Accracy using the linear kernel.
clf2 = svm.SVC(kernel='linear')
clf2.fit(X_train, y_train)
yhat2 = clf2.predict(X_test)
print("Avg F1-score: %.4f" % f1_score(y_test, yhat2, average='weighted'))
print("Jaccard score: %.4f" % jaccard_similarity_score(y_test, yhat2))
Avg F1-score: 0.9639
Jaccard score: 0.9635
C:\Users\prana\Anaconda3\lib\site-packages\sklearn\metrics\_classification.py:664: FutureWarning: jaccard_similarity_score has been deprecated and replaced with jaccard_score. It will be removed in version 0.23. This implementation has surprising behavior for binary and multiclass classification tasks.
FutureWarning)
Accracy using the polynomial kernel.
clf3 = svm.SVC(kernel='poly')
clf3.fit(X_train, y_train)
yhat3 = clf3.predict(X_test)
print("Avg F1-score: %.4f" % f1_score(y_test, yhat3, average='weighted'))
print("Jaccard score: %.4f" % jaccard_similarity_score(y_test, yhat3))
Avg F1-score: 0.9711
Jaccard score: 0.9708
C:\Users\prana\Anaconda3\lib\site-packages\sklearn\metrics\_classification.py:664: FutureWarning: jaccard_similarity_score has been deprecated and replaced with jaccard_score.
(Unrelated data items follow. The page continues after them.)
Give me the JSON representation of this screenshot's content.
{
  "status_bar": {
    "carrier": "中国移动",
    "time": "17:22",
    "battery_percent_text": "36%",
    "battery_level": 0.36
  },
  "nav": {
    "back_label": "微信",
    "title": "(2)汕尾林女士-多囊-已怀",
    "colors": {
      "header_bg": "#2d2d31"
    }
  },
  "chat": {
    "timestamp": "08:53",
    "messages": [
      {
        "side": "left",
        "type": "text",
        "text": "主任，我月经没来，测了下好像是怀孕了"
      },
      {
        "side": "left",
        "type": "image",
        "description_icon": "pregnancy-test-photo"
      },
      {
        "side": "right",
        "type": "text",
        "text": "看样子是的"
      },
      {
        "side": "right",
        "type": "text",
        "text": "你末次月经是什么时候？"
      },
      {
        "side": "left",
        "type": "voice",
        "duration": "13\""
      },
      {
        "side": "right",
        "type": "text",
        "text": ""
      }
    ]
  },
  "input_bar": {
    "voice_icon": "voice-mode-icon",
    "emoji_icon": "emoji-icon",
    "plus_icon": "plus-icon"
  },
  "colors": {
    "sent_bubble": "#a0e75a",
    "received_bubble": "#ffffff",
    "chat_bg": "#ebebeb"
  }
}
It will be removed in version 0.23. This implementation has surprising behavior for binary and multiclass classification tasks.
FutureWarning)
Accracy using the sigmoid kernel.
clf4 = svm.SVC(kernel='sigmoid')
clf4.fit(X_train, y_train)
yhat4 = clf4.predict(X_test)
print("Avg F1-score: %.4f" % f1_score(y_test, yhat4, average='weighted'))
print("Jaccard score: %.4f" % jaccard_similarity_score(y_test, yhat4))
Avg F1-score: 0.3715
Jaccard score: 0.3942
C:\Users\prana\Anaconda3\lib\site-packages\sklearn\metrics\_classification.py:664: FutureWarning: jaccard_similarity_score has been deprecated and replaced with jaccard_score. It will be removed in version 0.23. This implementation has surprising behavior for binary and multiclass classification tasks.
FutureWarning)
As we can see, the polynomial function results in the most accurate model.
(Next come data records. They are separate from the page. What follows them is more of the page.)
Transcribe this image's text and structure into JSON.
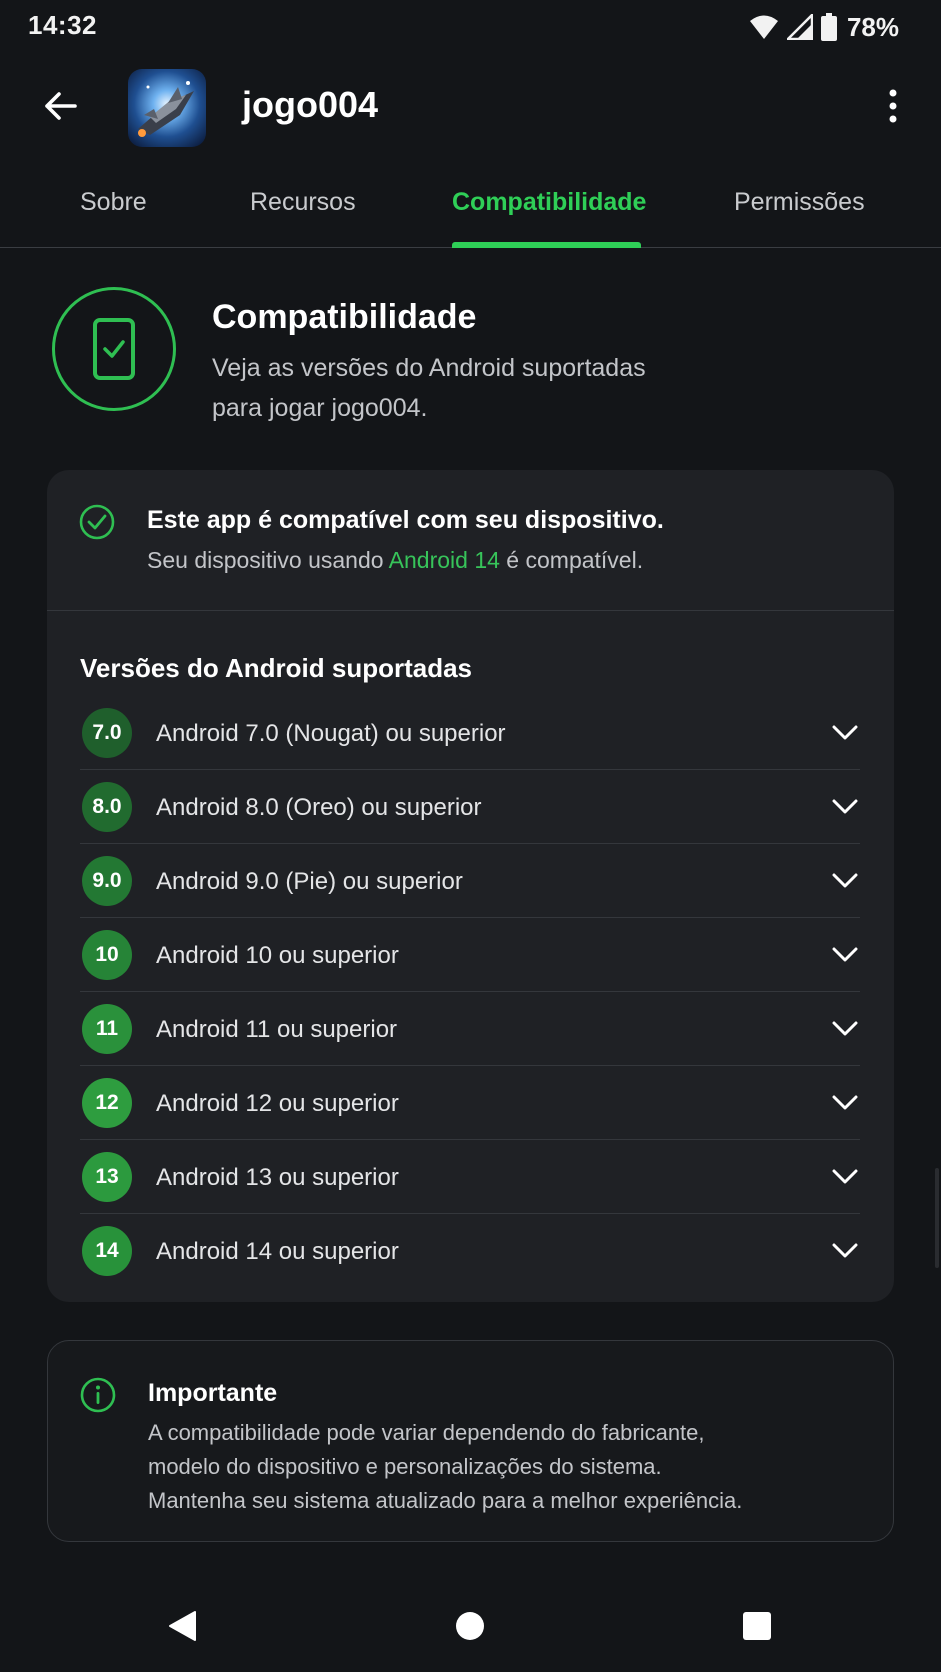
{
  "status_bar": {
    "time": "14:32",
    "battery_percent": "78%",
    "icons": [
      "wifi-icon",
      "signal-icon",
      "battery-icon"
    ]
  },
  "app_bar": {
    "title": "jogo004",
    "back_icon": "arrow-left-icon",
    "more_icon": "more-vert-icon",
    "app_icon": "spaceship-game-icon"
  },
  "tabs": [
    {
      "label": "Sobre",
      "active": false
    },
    {
      "label": "Recursos",
      "active": false
    },
    {
      "label": "Compatibilidade",
      "active": true
    },
    {
      "label": "Permissões",
      "active": false
    }
  ],
  "header": {
    "icon": "phone-check-icon",
    "title": "Compatibilidade",
    "subtitle_line1": "Veja as versões do Android suportadas",
    "subtitle_line2": "para jogar jogo004."
  },
  "compat_status": {
    "icon": "check-circle-icon",
    "title": "Este app é compatível com seu dispositivo.",
    "desc_prefix": "Seu dispositivo usando ",
    "desc_highlight": "Android 14",
    "desc_suffix": " é compatível."
  },
  "versions": {
    "heading": "Versões do Android suportadas",
    "items": [
      {
        "badge": "7.0",
        "label": "Android 7.0 (Nougat) ou superior",
        "color": "#1f5f2c"
      },
      {
        "badge": "8.0",
        "label": "Android 8.0 (Oreo) ou superior",
        "color": "#216b2f"
      },
      {
        "badge": "9.0",
        "label": "Android 9.0 (Pie) ou superior",
        "color": "#237833"
      },
      {
        "badge": "10",
        "label": "Android 10 ou superior",
        "color": "#268437"
      },
      {
        "badge": "11",
        "label": "Android 11 ou superior",
        "color": "#2a913b"
      },
      {
        "badge": "12",
        "label": "Android 12 ou superior",
        "color": "#2e9d3f"
      },
      {
        "badge": "13",
        "label": "Android 13 ou superior",
        "color": "#2c9a3e"
      },
      {
        "badge": "14",
        "label": "Android 14 ou superior",
        "color": "#28923a"
      }
    ],
    "chevron_icon": "chevron-down-icon"
  },
  "info": {
    "icon": "info-icon",
    "title": "Importante",
    "line1": "A compatibilidade pode variar dependendo do fabricante,",
    "line2": "modelo do dispositivo e personalizações do sistema.",
    "line3": "Mantenha seu sistema atualizado para a melhor experiência."
  },
  "nav_bar": {
    "back_icon": "nav-back-icon",
    "home_icon": "nav-home-icon",
    "recents_icon": "nav-recents-icon"
  },
  "colors": {
    "accent": "#2fcf57",
    "background": "#131518",
    "card": "#1f2125"
  }
}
# compute comfusion matrix
cnf_matrix = confusion_matrix(y_test, yhat3, labels=[2,4])
np.set_printoptions(precision=2)
print(classification_report(y_test, yhat3))
# plot non-normalized confusion martix
plt.figure(figsize=(8,6))
plot_confusion_matrix(cnf_matrix, classes=['Benign(2)','Malignant(4)'], normalize=False)
precision recall f1-score support
2 1.00 0.96 0.98 90
4 0.92 1.00 0.96 47
accuracy 0.97 137
macro avg 0.96 0.98 0.97 137
weighted avg 0.97 0.97 0.97 137
Confusion matrix, without normalization
[[86 4]
[ 0 47]]
Result
The first row is for the cells that are benign in the test set. Out of 137 cells, 90 are benign, and the model correctly predicted 86 of them. Hence, this is an accurate model.
The second row is for the cells that are malignant. There are 47 malignant cells in the test set and the model predicted all of them accurately. That is a perfect result.